AI Storage leading to performant usage
AI storage solutions; Improving business performance
AI storage solutions are now making the technological scene and here to stay. They serve to help with load leveling, predictive data usage for data retrieval optimization and cybersecurity. Artificial intelligence (AI) is essentially a weighted node decision making matrix that is iteratively pre-trained is trained and optimized through changing weighting values until the matrix consistently guesses the correct answer based. These matrices are as smart as the number of layers (or filters) they have and the acceptable error level they are trained to.
How to identify a good AI Storage Solution
An AI decision making matrix if not trained enough with a large enough data set will provide a lot more error than an AI that has used a larger dataset. All AI is fallible just like humans, but if the error tolerance is low enough error may be deemed as acceptable for the purpose of the AI system. For instance, an AI system could be trained to guess correctly 99.9% of the time however there will be instances where 0.01%, a failed result is possible. The best ai storage solutions will have the smallest error values than competitors.
The more layers AI storage solutions have the more filtering and decision making occurs however this also increases computation time. For instance, a chess AI could have more layers added to help it predict more moves ahead and counter accordingly; however the computation time becomes exponential limiting its performance in relation to time. A self-driving car also has this challenge so more sensors and layers are not necessarily good for real-time usage or error tolerance. This is something to remember when purchasing AI storage solutions.
Big data and AI Storage Solutions
Performant AI storage solutions will have a lower error tolerance and a good trade off between filtering layers and response time, however what does this mean in context of big data? Big data cloud storage solutions are one of the ideal use cases of AI storage solutions where manual performance optimization is not acceptable due to the scale of the system and the different transaction that may occur.

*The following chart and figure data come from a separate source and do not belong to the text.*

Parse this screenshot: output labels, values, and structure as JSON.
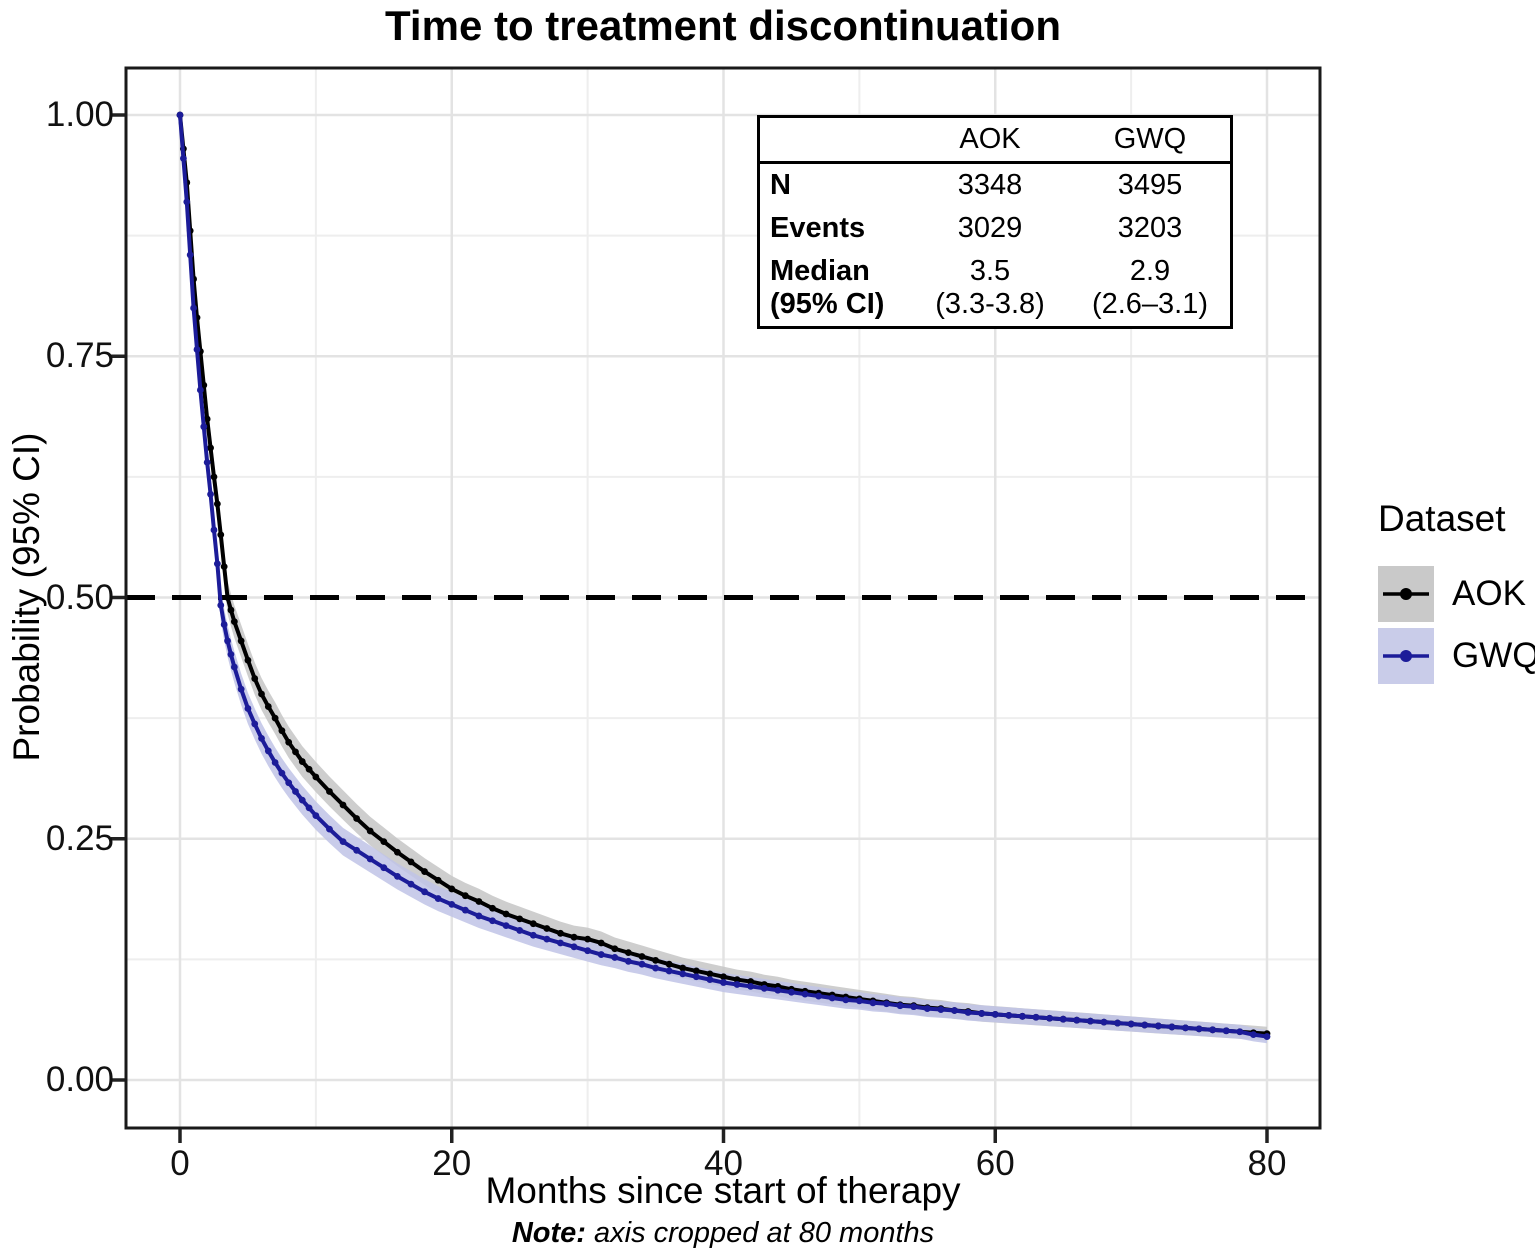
{
  "title": "Time to treatment discontinuation",
  "axes": {
    "x": {
      "label": "Months since start of therapy",
      "tick_labels": [
        "0",
        "20",
        "40",
        "60",
        "80"
      ]
    },
    "y": {
      "label": "Probability (95% CI)",
      "tick_labels": [
        "1.00",
        "0.75",
        "0.50",
        "0.25",
        "0.00"
      ]
    }
  },
  "footnote": {
    "prefix": "Note:",
    "text": " axis cropped at 80 months"
  },
  "stats_table": {
    "headers": {
      "aok": "AOK",
      "gwq": "GWQ"
    },
    "rows": [
      {
        "label": "N",
        "aok": "3348",
        "gwq": "3495"
      },
      {
        "label": "Events",
        "aok": "3029",
        "gwq": "3203"
      }
    ],
    "median_row": {
      "label1": "Median",
      "label2": "(95% CI)",
      "aok1": "3.5",
      "aok2": "(3.3-3.8)",
      "gwq1": "2.9",
      "gwq2": "(2.6–3.1)"
    }
  },
  "legend": {
    "title": "Dataset",
    "items": [
      {
        "label": "AOK",
        "line_color": "#000000",
        "swatch_color": "#c9c9c9"
      },
      {
        "label": "GWQ",
        "line_color": "#1c1c99",
        "swatch_color": "#c9cce9"
      }
    ]
  },
  "chart_data": {
    "type": "line",
    "title": "Time to treatment discontinuation",
    "xlabel": "Months since start of therapy",
    "ylabel": "Probability (95% CI)",
    "xlim": [
      -4,
      84
    ],
    "ylim": [
      -0.05,
      1.05
    ],
    "x_ticks": [
      0,
      20,
      40,
      60,
      80
    ],
    "y_ticks": [
      1.0,
      0.75,
      0.5,
      0.25,
      0.0
    ],
    "x_minor": [
      10,
      30,
      50,
      70
    ],
    "y_minor": [
      0.875,
      0.625,
      0.375,
      0.125
    ],
    "grid": true,
    "grid_major_color": "#e3e3e3",
    "grid_minor_color": "#eeeeee",
    "panel_border_color": "#1a1a1a",
    "reference_line": {
      "y": 0.5,
      "style": "dashed",
      "color": "#000000"
    },
    "legend_position": "right",
    "series": [
      {
        "name": "AOK",
        "color": "#000000",
        "ci_color": "#c6c6c6",
        "n": 3348,
        "events": 3029,
        "median": 3.5,
        "median_ci": "3.3-3.8",
        "points": [
          [
            0,
            1.0
          ],
          [
            0.25,
            0.965
          ],
          [
            0.5,
            0.93
          ],
          [
            0.75,
            0.88
          ],
          [
            1,
            0.83
          ],
          [
            1.25,
            0.79
          ],
          [
            1.5,
            0.755
          ],
          [
            1.75,
            0.72
          ],
          [
            2,
            0.685
          ],
          [
            2.25,
            0.655
          ],
          [
            2.5,
            0.625
          ],
          [
            2.75,
            0.597
          ],
          [
            3,
            0.565
          ],
          [
            3.25,
            0.532
          ],
          [
            3.5,
            0.5
          ],
          [
            3.75,
            0.487
          ],
          [
            4,
            0.475
          ],
          [
            4.5,
            0.455
          ],
          [
            5,
            0.435
          ],
          [
            5.5,
            0.416
          ],
          [
            6,
            0.4
          ],
          [
            6.5,
            0.387
          ],
          [
            7,
            0.375
          ],
          [
            7.5,
            0.362
          ],
          [
            8,
            0.35
          ],
          [
            8.5,
            0.34
          ],
          [
            9,
            0.33
          ],
          [
            9.5,
            0.322
          ],
          [
            10,
            0.314
          ],
          [
            11,
            0.299
          ],
          [
            12,
            0.285
          ],
          [
            13,
            0.271
          ],
          [
            14,
            0.258
          ],
          [
            15,
            0.247
          ],
          [
            16,
            0.236
          ],
          [
            17,
            0.226
          ],
          [
            18,
            0.216
          ],
          [
            19,
            0.207
          ],
          [
            20,
            0.198
          ],
          [
            21,
            0.191
          ],
          [
            22,
            0.185
          ],
          [
            23,
            0.178
          ],
          [
            24,
            0.172
          ],
          [
            25,
            0.167
          ],
          [
            26,
            0.162
          ],
          [
            27,
            0.157
          ],
          [
            28,
            0.152
          ],
          [
            29,
            0.148
          ],
          [
            30,
            0.146
          ],
          [
            31,
            0.142
          ],
          [
            32,
            0.136
          ],
          [
            33,
            0.132
          ],
          [
            34,
            0.128
          ],
          [
            35,
            0.124
          ],
          [
            36,
            0.12
          ],
          [
            37,
            0.116
          ],
          [
            38,
            0.113
          ],
          [
            39,
            0.11
          ],
          [
            40,
            0.107
          ],
          [
            41,
            0.104
          ],
          [
            42,
            0.102
          ],
          [
            43,
            0.099
          ],
          [
            44,
            0.097
          ],
          [
            45,
            0.094
          ],
          [
            46,
            0.092
          ],
          [
            47,
            0.09
          ],
          [
            48,
            0.088
          ],
          [
            49,
            0.086
          ],
          [
            50,
            0.084
          ],
          [
            51,
            0.082
          ],
          [
            52,
            0.08
          ],
          [
            53,
            0.078
          ],
          [
            54,
            0.077
          ],
          [
            55,
            0.075
          ],
          [
            56,
            0.074
          ],
          [
            57,
            0.072
          ],
          [
            58,
            0.071
          ],
          [
            59,
            0.069
          ],
          [
            60,
            0.068
          ],
          [
            61,
            0.067
          ],
          [
            62,
            0.066
          ],
          [
            63,
            0.065
          ],
          [
            64,
            0.064
          ],
          [
            65,
            0.063
          ],
          [
            66,
            0.062
          ],
          [
            67,
            0.061
          ],
          [
            68,
            0.06
          ],
          [
            69,
            0.059
          ],
          [
            70,
            0.058
          ],
          [
            71,
            0.057
          ],
          [
            72,
            0.056
          ],
          [
            73,
            0.055
          ],
          [
            74,
            0.054
          ],
          [
            75,
            0.053
          ],
          [
            76,
            0.052
          ],
          [
            77,
            0.051
          ],
          [
            78,
            0.05
          ],
          [
            79,
            0.049
          ],
          [
            80,
            0.048
          ]
        ]
      },
      {
        "name": "GWQ",
        "color": "#1c1c99",
        "ci_color": "#bfc3e6",
        "n": 3495,
        "events": 3203,
        "median": 2.9,
        "median_ci": "2.6–3.1",
        "points": [
          [
            0,
            1.0
          ],
          [
            0.25,
            0.955
          ],
          [
            0.5,
            0.91
          ],
          [
            0.75,
            0.855
          ],
          [
            1,
            0.8
          ],
          [
            1.25,
            0.757
          ],
          [
            1.5,
            0.715
          ],
          [
            1.75,
            0.677
          ],
          [
            2,
            0.64
          ],
          [
            2.25,
            0.607
          ],
          [
            2.5,
            0.57
          ],
          [
            2.75,
            0.535
          ],
          [
            3,
            0.492
          ],
          [
            3.25,
            0.472
          ],
          [
            3.5,
            0.455
          ],
          [
            3.75,
            0.441
          ],
          [
            4,
            0.428
          ],
          [
            4.5,
            0.405
          ],
          [
            5,
            0.385
          ],
          [
            5.5,
            0.369
          ],
          [
            6,
            0.354
          ],
          [
            6.5,
            0.341
          ],
          [
            7,
            0.329
          ],
          [
            7.5,
            0.318
          ],
          [
            8,
            0.308
          ],
          [
            8.5,
            0.299
          ],
          [
            9,
            0.29
          ],
          [
            9.5,
            0.282
          ],
          [
            10,
            0.274
          ],
          [
            11,
            0.26
          ],
          [
            12,
            0.247
          ],
          [
            13,
            0.238
          ],
          [
            14,
            0.229
          ],
          [
            15,
            0.22
          ],
          [
            16,
            0.211
          ],
          [
            17,
            0.203
          ],
          [
            18,
            0.195
          ],
          [
            19,
            0.188
          ],
          [
            20,
            0.182
          ],
          [
            21,
            0.176
          ],
          [
            22,
            0.17
          ],
          [
            23,
            0.165
          ],
          [
            24,
            0.16
          ],
          [
            25,
            0.155
          ],
          [
            26,
            0.15
          ],
          [
            27,
            0.146
          ],
          [
            28,
            0.142
          ],
          [
            29,
            0.138
          ],
          [
            30,
            0.134
          ],
          [
            31,
            0.13
          ],
          [
            32,
            0.127
          ],
          [
            33,
            0.123
          ],
          [
            34,
            0.12
          ],
          [
            35,
            0.116
          ],
          [
            36,
            0.113
          ],
          [
            37,
            0.11
          ],
          [
            38,
            0.107
          ],
          [
            39,
            0.104
          ],
          [
            40,
            0.101
          ],
          [
            41,
            0.099
          ],
          [
            42,
            0.097
          ],
          [
            43,
            0.095
          ],
          [
            44,
            0.093
          ],
          [
            45,
            0.091
          ],
          [
            46,
            0.089
          ],
          [
            47,
            0.087
          ],
          [
            48,
            0.085
          ],
          [
            49,
            0.083
          ],
          [
            50,
            0.082
          ],
          [
            51,
            0.08
          ],
          [
            52,
            0.079
          ],
          [
            53,
            0.077
          ],
          [
            54,
            0.076
          ],
          [
            55,
            0.074
          ],
          [
            56,
            0.073
          ],
          [
            57,
            0.072
          ],
          [
            58,
            0.07
          ],
          [
            59,
            0.069
          ],
          [
            60,
            0.068
          ],
          [
            61,
            0.067
          ],
          [
            62,
            0.066
          ],
          [
            63,
            0.065
          ],
          [
            64,
            0.064
          ],
          [
            65,
            0.063
          ],
          [
            66,
            0.062
          ],
          [
            67,
            0.061
          ],
          [
            68,
            0.06
          ],
          [
            69,
            0.059
          ],
          [
            70,
            0.058
          ],
          [
            71,
            0.057
          ],
          [
            72,
            0.056
          ],
          [
            73,
            0.055
          ],
          [
            74,
            0.054
          ],
          [
            75,
            0.053
          ],
          [
            76,
            0.052
          ],
          [
            77,
            0.051
          ],
          [
            78,
            0.05
          ],
          [
            79,
            0.047
          ],
          [
            80,
            0.045
          ]
        ]
      }
    ]
  }
}
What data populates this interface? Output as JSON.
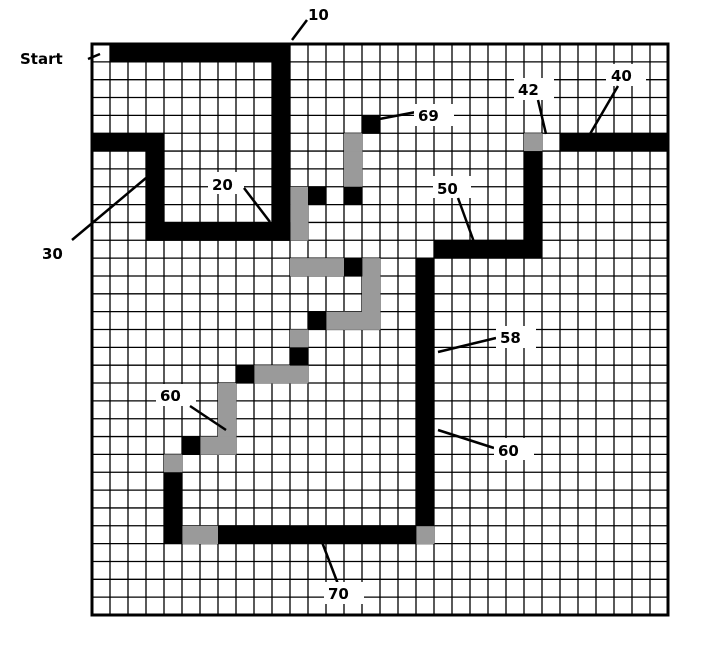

Big data cloud storage solutions need to from one instance to another, change load leveling, resource overheads dynamically and have a unified approach to how the system deals with device failure.
As big data cloud storage solutions store much larger file sizes for things like FEA models, point cloud data for reverse engineering and real-time AR technology very quick changes to data sizes can occur and without system balancing there is a much higher risk of reaching a capacity limit due to provisioned overheads not meeting requirements. AI storage solutions look after all these worries in real-time allowing administrators to focus on high-level tasks and not fire-fighting.
An additional benefit of AI storage solutions is that they can be used with NVMe hardware allowing for vastly improved data transactions through read and write occurring at the same time in addition to having a large bandwidth.
Summary
AI storage solutions combined with NVMe protocols will allow businesses to accommodate the change to larger data sets, allow administrators to divide big data across different AI storage solutions and these likewise managing content according to top-level data policy. Essentially the AI acts as an abstraction layer that frees up the administration and essential for big data cloud storage solutions that would require a lot of micro management from a larger administration team working at a less performant pace. Big data cloud storage solutions are easy to scale and balance when AI is used to control routine repetitive tasks and additionally benefited from NVMe compatible hardware.